In Welsh mythology, Olwen (or Olwyn) is the daughter of the giant Ysbaddaden and cousin of Goreu. She is the heroine of the story Culhwch and Olwen in the Mabinogion. Her father is fated to die if she ever marries, so when Culhwch (sometimes spelled as Kilhwch) comes to court her, he is given a series of immensely difficult tasks which he must complete before he can win her hand. With the help of his cousin King Arthur, Culhwch succeeds and the giant dies, allowing Olwen to marry her suitor.

==Description==
In the tale Culhwch and Olwen in the Mabinogion, she is described as a vision of beauty: wearing a flaming-red dress with a red-gold torc and many golden rings, she has "hair yellower than the broom", red (ruddy) cheeks, white skin and pale hands. She is also depicted as having the ability to spring white flowers from every step she takes.

==Other tales==
The name "Olwen" reappears in the non-Arthurian folktale Einion and Olwen, about a sheep herder who travels to the Otherworld to marry Olwen; they later have a son named Taliesin. The tale was collected at the turn of the 20th century but is related to Culhwch and Olwen.

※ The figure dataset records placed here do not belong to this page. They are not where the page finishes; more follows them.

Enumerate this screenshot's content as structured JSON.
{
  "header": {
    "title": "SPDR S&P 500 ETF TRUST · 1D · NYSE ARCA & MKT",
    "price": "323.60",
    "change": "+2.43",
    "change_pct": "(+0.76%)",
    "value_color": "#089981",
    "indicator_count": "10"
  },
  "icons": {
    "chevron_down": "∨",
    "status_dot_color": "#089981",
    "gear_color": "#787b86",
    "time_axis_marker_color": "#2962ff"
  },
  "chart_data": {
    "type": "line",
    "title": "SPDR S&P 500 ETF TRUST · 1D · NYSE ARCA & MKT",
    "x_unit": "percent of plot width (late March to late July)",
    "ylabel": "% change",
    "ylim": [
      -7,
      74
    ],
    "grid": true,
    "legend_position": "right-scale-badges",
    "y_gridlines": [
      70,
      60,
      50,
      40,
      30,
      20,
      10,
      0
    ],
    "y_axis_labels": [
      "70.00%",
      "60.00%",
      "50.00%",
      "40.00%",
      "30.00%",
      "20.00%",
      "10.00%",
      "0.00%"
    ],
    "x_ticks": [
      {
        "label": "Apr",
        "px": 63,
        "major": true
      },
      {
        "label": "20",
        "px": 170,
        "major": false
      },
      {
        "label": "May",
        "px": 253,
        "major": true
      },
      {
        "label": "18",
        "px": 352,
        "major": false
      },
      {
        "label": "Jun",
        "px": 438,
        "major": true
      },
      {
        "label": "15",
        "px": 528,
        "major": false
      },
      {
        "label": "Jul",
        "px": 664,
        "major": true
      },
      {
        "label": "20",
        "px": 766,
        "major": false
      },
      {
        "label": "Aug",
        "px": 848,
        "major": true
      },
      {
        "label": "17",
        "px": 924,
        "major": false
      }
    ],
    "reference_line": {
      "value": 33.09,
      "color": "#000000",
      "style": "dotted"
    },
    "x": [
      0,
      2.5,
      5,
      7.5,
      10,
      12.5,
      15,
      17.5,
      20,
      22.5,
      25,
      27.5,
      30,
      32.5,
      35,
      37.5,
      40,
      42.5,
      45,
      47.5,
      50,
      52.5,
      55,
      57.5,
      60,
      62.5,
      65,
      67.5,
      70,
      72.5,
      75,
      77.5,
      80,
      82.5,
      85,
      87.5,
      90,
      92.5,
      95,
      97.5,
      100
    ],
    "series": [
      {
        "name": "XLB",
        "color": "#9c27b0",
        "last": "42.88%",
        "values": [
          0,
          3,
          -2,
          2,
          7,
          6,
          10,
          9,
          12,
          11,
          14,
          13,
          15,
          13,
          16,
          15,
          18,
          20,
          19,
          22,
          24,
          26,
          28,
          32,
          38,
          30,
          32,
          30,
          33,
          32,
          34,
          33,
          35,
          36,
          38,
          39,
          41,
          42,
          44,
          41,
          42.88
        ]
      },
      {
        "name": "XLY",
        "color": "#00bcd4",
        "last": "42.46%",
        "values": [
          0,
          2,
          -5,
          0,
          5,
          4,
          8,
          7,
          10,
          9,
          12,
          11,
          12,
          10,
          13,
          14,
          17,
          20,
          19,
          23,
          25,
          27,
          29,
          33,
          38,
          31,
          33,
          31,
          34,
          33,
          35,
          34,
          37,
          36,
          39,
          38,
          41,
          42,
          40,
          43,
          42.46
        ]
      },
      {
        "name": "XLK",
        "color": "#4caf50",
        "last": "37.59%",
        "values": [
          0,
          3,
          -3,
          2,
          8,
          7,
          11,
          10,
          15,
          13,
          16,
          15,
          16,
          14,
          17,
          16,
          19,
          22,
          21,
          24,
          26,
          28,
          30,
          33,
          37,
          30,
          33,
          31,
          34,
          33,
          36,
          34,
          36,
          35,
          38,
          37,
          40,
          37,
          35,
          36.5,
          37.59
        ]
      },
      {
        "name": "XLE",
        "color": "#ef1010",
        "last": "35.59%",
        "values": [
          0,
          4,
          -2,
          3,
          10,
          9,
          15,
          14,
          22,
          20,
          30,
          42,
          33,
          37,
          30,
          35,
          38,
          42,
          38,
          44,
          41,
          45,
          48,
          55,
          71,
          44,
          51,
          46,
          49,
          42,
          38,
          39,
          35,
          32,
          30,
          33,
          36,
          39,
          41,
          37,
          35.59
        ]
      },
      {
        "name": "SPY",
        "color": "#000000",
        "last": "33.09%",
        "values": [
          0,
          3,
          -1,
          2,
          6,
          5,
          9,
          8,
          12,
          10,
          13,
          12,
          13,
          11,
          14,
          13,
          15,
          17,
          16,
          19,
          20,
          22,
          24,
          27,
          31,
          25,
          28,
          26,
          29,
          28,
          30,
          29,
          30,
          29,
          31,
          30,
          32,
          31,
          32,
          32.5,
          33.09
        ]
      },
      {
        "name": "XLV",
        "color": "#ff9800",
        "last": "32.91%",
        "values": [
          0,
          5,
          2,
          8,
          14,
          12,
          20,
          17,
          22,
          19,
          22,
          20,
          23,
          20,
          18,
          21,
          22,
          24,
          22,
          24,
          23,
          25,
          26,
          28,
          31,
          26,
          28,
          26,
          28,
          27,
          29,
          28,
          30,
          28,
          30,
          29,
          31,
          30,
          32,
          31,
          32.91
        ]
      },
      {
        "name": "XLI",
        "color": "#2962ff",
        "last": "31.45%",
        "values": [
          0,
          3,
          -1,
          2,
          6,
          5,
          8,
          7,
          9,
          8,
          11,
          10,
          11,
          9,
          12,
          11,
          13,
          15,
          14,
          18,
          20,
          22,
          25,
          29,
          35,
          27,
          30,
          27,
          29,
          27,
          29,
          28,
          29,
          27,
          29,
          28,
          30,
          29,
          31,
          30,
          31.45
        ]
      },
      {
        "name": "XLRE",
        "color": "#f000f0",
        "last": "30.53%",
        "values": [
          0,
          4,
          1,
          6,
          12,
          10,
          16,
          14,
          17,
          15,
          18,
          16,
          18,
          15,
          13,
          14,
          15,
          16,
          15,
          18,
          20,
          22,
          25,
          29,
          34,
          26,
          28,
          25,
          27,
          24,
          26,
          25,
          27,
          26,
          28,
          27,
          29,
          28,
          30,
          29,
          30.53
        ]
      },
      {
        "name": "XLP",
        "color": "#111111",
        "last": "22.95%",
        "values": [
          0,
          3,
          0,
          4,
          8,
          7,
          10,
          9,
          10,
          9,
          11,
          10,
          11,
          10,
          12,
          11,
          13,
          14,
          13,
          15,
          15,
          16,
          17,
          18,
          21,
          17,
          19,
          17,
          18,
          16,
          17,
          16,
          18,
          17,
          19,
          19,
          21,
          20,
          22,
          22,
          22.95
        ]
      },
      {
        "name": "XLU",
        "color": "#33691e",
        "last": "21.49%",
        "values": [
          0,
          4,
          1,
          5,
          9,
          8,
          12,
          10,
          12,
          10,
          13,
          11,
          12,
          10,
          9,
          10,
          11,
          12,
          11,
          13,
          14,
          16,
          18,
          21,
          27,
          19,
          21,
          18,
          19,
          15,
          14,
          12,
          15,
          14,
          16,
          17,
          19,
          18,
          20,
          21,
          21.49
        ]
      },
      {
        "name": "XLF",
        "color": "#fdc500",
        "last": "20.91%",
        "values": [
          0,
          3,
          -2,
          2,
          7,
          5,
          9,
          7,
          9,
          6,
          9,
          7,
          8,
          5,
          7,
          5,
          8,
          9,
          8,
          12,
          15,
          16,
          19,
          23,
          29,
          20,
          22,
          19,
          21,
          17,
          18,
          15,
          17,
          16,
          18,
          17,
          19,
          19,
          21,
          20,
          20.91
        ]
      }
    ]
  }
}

English author and publisher of the Mabinogion, Lady Charlotte Guest noted that Olwen became the object of later poetry by Dafydd ap Gwilym and Sion Brwynog. The latter begins a poem with the verse Olwen gulael lan galon ("Olwen of slender eyebrow, pure of heart").

==Etymology==
The meaning of the name Olwen is "white footprint" or "white track". According to legend, she was so gentle and fragile that white trefoils would grow in her footprints. Some authorities consider her to have been originally a solar goddess, based on the etymology of her name and light-related attributes.

Professor John T. Koch states that "recent Welsh generally employs olwyn rather than rhod for 'wheel'."

==Notable persons with this name==
- Olwen Brogan, British archaeologist
- Lady Olwen Carey Evans, DBE, daughter of British Prime Minister David Lloyd George
- Olwen Fouéré, Breton-Irish actress on stage and in film
- Dame Olwen Hufton, British historian of early modern Europe, women's history and social history
- Olwen Wymark, American playwright and author
- Olwen Davies, Headmistress of St Swithun's School and St. Mary's Hall, and sister of the conductor Meredith Davies
- British singer, actress Petula Clark born Petula Sally Olwen Clark.
- Olwen Burton, American physicist, scientist and published author.